Тати с улыбкой откинулась на спинку кресла и сказала:
– Пора, наверное, звать Бориса.
Его никогда не называли уменьшительно-ласкательными именами, у него никогда не было прозвищ – все звали его только Борисом. В детстве он, как и Николаша, носил волосы до плеч и был похож на лорда Байрона, но в четырнадцать лет коротко постригся и с тех пор никогда не стремился выделиться среди сверстников внешностью. Тати говорила, что в Борисе есть божественная тяжесть, отличающая христианина от язычника, тяжесть, которой так не хватало Николаше – его Тати сравнивала с Эросом, богом отважным и бездомным.
Никого не удивляла дружба Бориса с дядей Сашей. Лерик ревновал его к генералу и часто встревал в их разговоры, пытаясь подавить брата эрудицией.

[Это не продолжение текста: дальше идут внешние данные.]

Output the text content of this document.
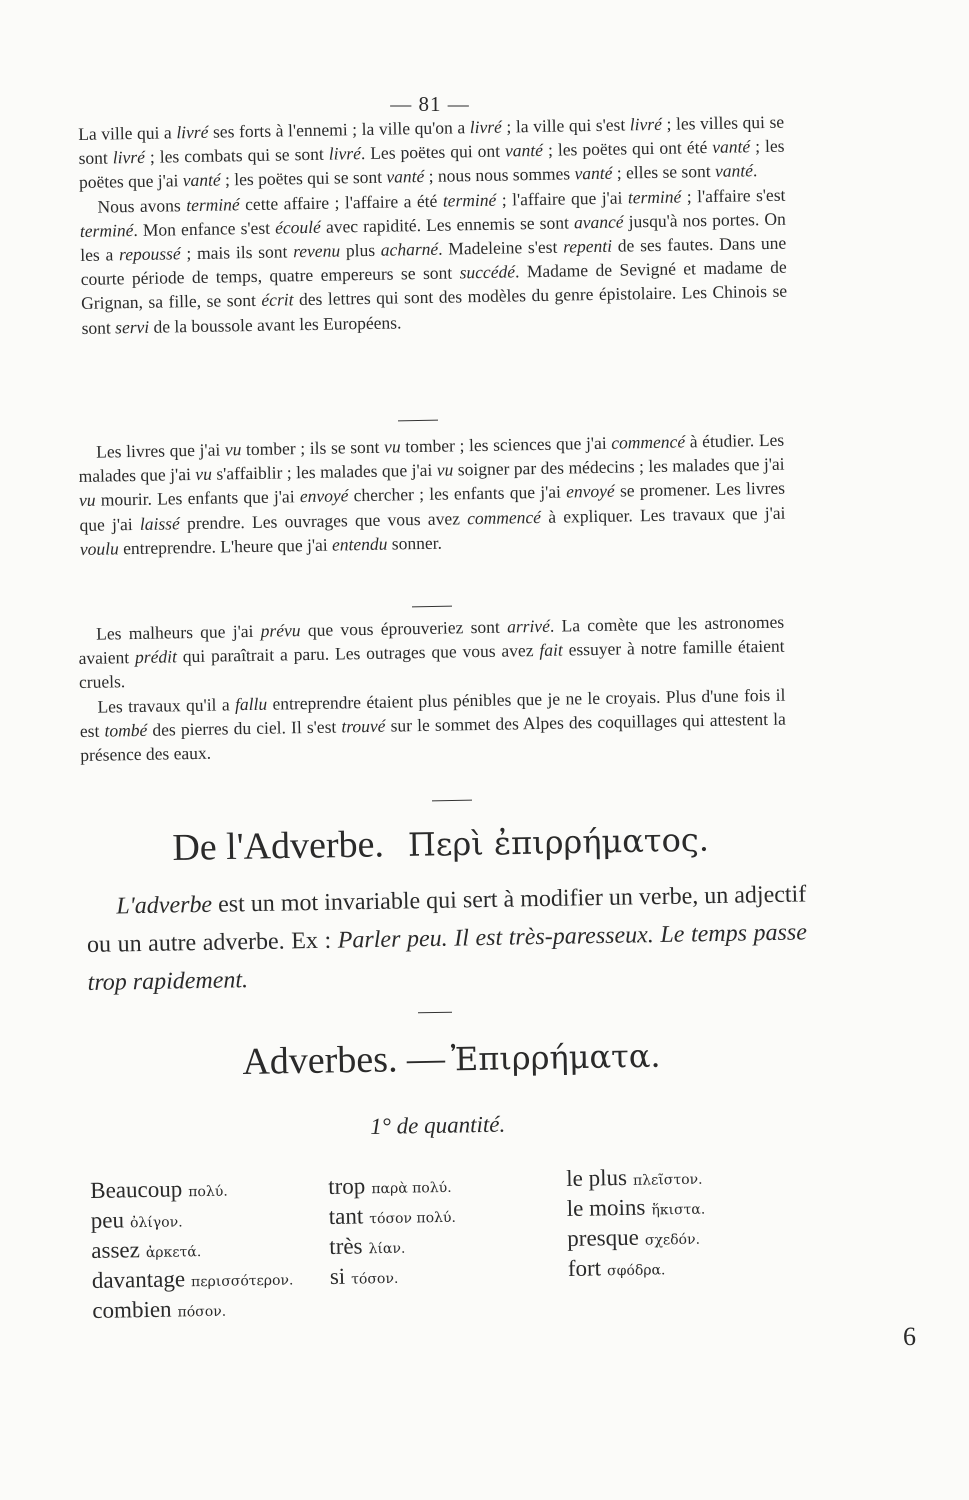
— 81 —

La ville qui a livré ses forts à l'ennemi ; la ville qu'on a livré ; la ville qui s'est livré ; les villes qui se sont livré ; les combats qui se sont livré. Les poëtes qui ont vanté ; les poëtes qui ont été vanté ; les poëtes que j'ai vanté ; les poëtes qui se sont vanté ; nous nous sommes vanté ; elles se sont vanté.

Nous avons terminé cette affaire ; l'affaire a été terminé ; l'affaire que j'ai terminé ; l'affaire s'est terminé. Mon enfance s'est écoulé avec rapidité. Les ennemis se sont avancé jusqu'à nos portes. On les a repoussé ; mais ils sont revenu plus acharné. Madeleine s'est repenti de ses fautes. Dans une courte période de temps, quatre empereurs se sont succédé. Madame de Sevigné et madame de Grignan, sa fille, se sont écrit des lettres qui sont des modèles du genre épistolaire. Les Chinois se sont servi de la boussole avant les Européens.

Les livres que j'ai vu tomber ; ils se sont vu tomber ; les sciences que j'ai commencé à étudier. Les malades que j'ai vu s'affaiblir ; les malades que j'ai vu soigner par des médecins ; les malades que j'ai vu mourir. Les enfants que j'ai envoyé chercher ; les enfants que j'ai envoyé se promener. Les livres que j'ai laissé prendre. Les ouvrages que vous avez commencé à expliquer. Les travaux que j'ai voulu entreprendre. L'heure que j'ai entendu sonner.

Les malheurs que j'ai prévu que vous éprouveriez sont arrivé. La comète que les astronomes avaient prédit qui paraîtrait a paru. Les outrages que vous avez fait essuyer à notre famille étaient cruels.

Les travaux qu'il a fallu entreprendre étaient plus pénibles que je ne le croyais. Plus d'une fois il est tombé des pierres du ciel. Il s'est trouvé sur le sommet des Alpes des coquillages qui attestent la présence des eaux.

De l'Adverbe. Περὶ ἐπιρρήματος.

L'adverbe est un mot invariable qui sert à modifier un verbe, un adjectif ou un autre adverbe. Ex : Parler peu. Il est très-paresseux. Le temps passe trop rapidement.

Adverbes. — Ἐπιρρήματα.
1° de quantité.
Beaucoup πολύ.
peu ὀλίγον.
assez ἀρκετά.
davantage περισσότερον.
combien πόσον.
trop παρὰ πολύ.
tant τόσον πολύ.
très λίαν.
si τόσον.
le plus πλεῖστον.
le moins ἥκιστα.
presque σχεδόν.
fort σφόδρα.
6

Особенно раздражал Лерика консерватизм Бориса, странным образом совпадавший с традиционализмом советской власти, которая к тому времени уже забыла о своем родстве с левым авангардом.
А Борис дразнил Лерика: «С Малевичем и Родченко произошло то же, что и с Троцким, которого убила история, а не Сталин». Революция делается не для революционеров, а для народа, говорил Борис, и побеждает в истории не тот, кто умнее или талантливее, даже не тот, кто прав, а тот, кто нужнее. Сталинизм – идея власти, идея порядка – оказался нужнее, чем нигилизм и вечный бунт. Сталин оказался не только пастырем бытия, как Троцкий, но и господином сущего, и в этом и была его сила, сопоставимая с аморальной мощью самой истории. Отрицание сложившихся форм жизни, безродность, бездомность, роковая свобода – жить этим невозможно. Консерватизм напоминает о хрупкости мира и защищает те извечные рутинные основания бытия, которые позволяют людям жить и воспроизводить жизнь. Авангарду никогда не удастся сбросить Пушкина и Шекспира с корабля современности, сколько бы ни твердили авангардисты о смерти традиции. В традиции всегда есть то, что мертво, и то, что готово возродиться к новой жизни. Шекспир не мертв – сегодня он говорит с нами о другом, не о том, о чем говорил с нашими отцами, и говорит на языке, которого мы пока, может быть, еще и не понимаем. Традиция жива и безжалостна к слабым дарованиям. Авангардисты оказались слабаками, они оказались бессильны перед тоталитаризмом, потому что не могли противопоставить ему ничего. Да, собственно, в каком-то смысле они, с их мечтами о новой человеческой расе, были химической частью тоталитаризма. Их искусство само по себе – ничто, оно не может существовать без приличного общества, которое позарез необходимо авангардистам, чтобы плевать кому-то в лицо. Они зависят от чужого лица – своего у них нет. Их искусство – всегда «вместо искусства». «Черный квадрат» мертв без иконы, которую он пытается заместить. Это бунт паразитов, бунт рабов – но не против рабства, а против царства. Если нет Шекспира, то все дозволено. Философия авангардизма построена на оскорблении и унижении других, а потому несовместима не только с жизнью презренного обывателя, но с жизнью вообще, с жизнью как таковой. И не случайно же самыми большими авангардистами и революционерами к концу двадцатого века стали буржуа, готовые выкладывать огромные деньги за искусство, оскорбляющее буржуа. Круг комфортабельного нигилизма замкнулся самым естественным образом: рабы, как известно, бессмертны.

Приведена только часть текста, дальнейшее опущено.